Red Faber and Eddie Collins team up to top the Tribe

Eddie Collins
Ernie Harwell Collection / Detroit Public Library

The White Sox kicked off a two-city road trip against Cleveland, and two of their Hall of Famers helped them get off to a winning start.

Red Faber went the distance for the victory, although the Indians made him sweat in the ninth. With a 3-1 lead, two outs and a full count, Faber thought he struck out Bill Wambsganss, and the Chicago Tribune said both he and Ray Schalk protested when home plate umpire Brick Owens instead awarded a walk. Joe Evans singled and Lou Giusto took a pitch to the ribs to load the bases, bringing pinch-hitter Milo Allison to the plate. Although Pants Rowland had two relievers warming in a hurry, he didn’t need them. Faber struck out Allison to end the game.
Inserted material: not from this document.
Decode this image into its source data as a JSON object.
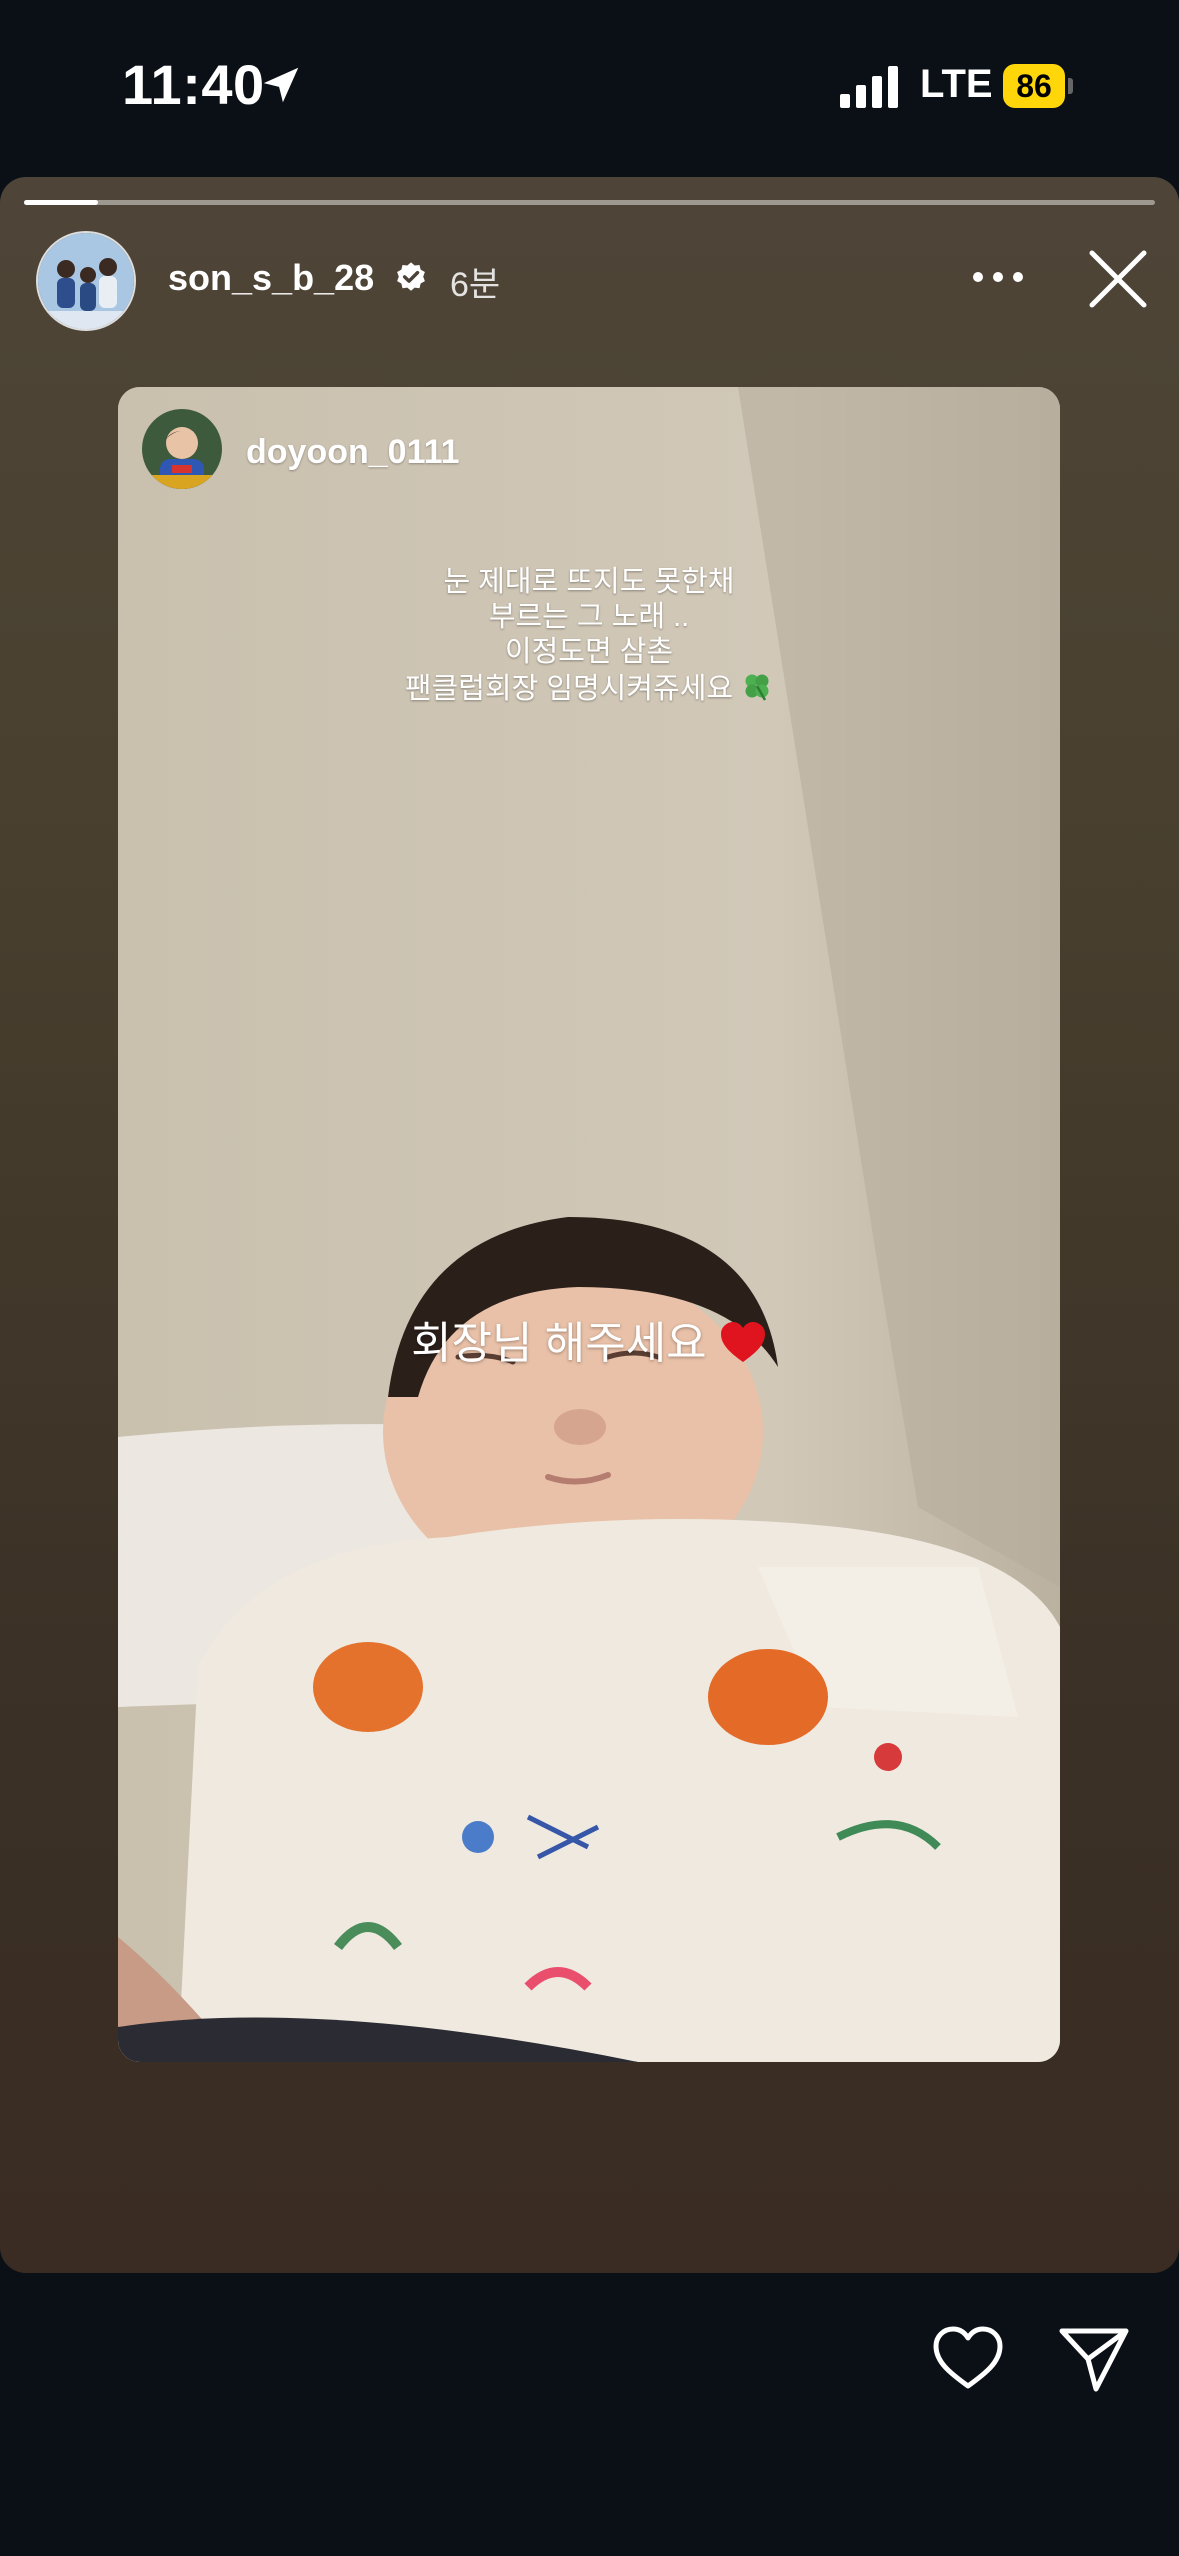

He closed out a victory over fellow Hall of Famer Stan Coveleski, who was almost as tough during his complete game. He gave up three runs on seven hits, and while they were all earned, it sounds like all of them weren’t exactly deserved.

While we don’t have the batter-versus-pitcher matchup, both the Tribune and Chicago Examiner said Eddie Collins was his “jinx.” Sure enough, Collins went 2-for-4, scoring one run and driving in another, which ended up being all the runs Faber needed. The Tribune made the RBI sound magical, in the JFK investigation sense:

In the first inning, after one was out, [Buck] Weaver got a scratch hit and played hit and run with Collins. [Shortstop Ray] Chapman ran to cover second and Eddie sloughed the ball right through that vacant place. That wouldn’t have hurt so badly, but the ball wnet bouncing out to left center and [Jack] Graney raced over to head it off. [Tris] Speaker was backing up Graney. The ball took a funny hop clear over Graney’s noodle, then immediately took another funny hop over Speaker’s shoulder, and before it was run down E. Collins was on third and Weaver was home. If that wasn’t a jinx play, what is a jinx?

Collins then started the decisive rally in the fourth with a single, and exacerbated matters by stealing second on a pitchout (O’Neil dropped the ball). After a Joe Jackson walk and a Happy Felsch bunt, Chick Gandil hit a sac fly to score Collins, and Swede Risberg dropped a single to left to score Jackson.

That gave Faber a 3-0 lead, and he only needed half of the cushion, as Speaker singled and later scored in the sixth. So many Hall of Famers in this one.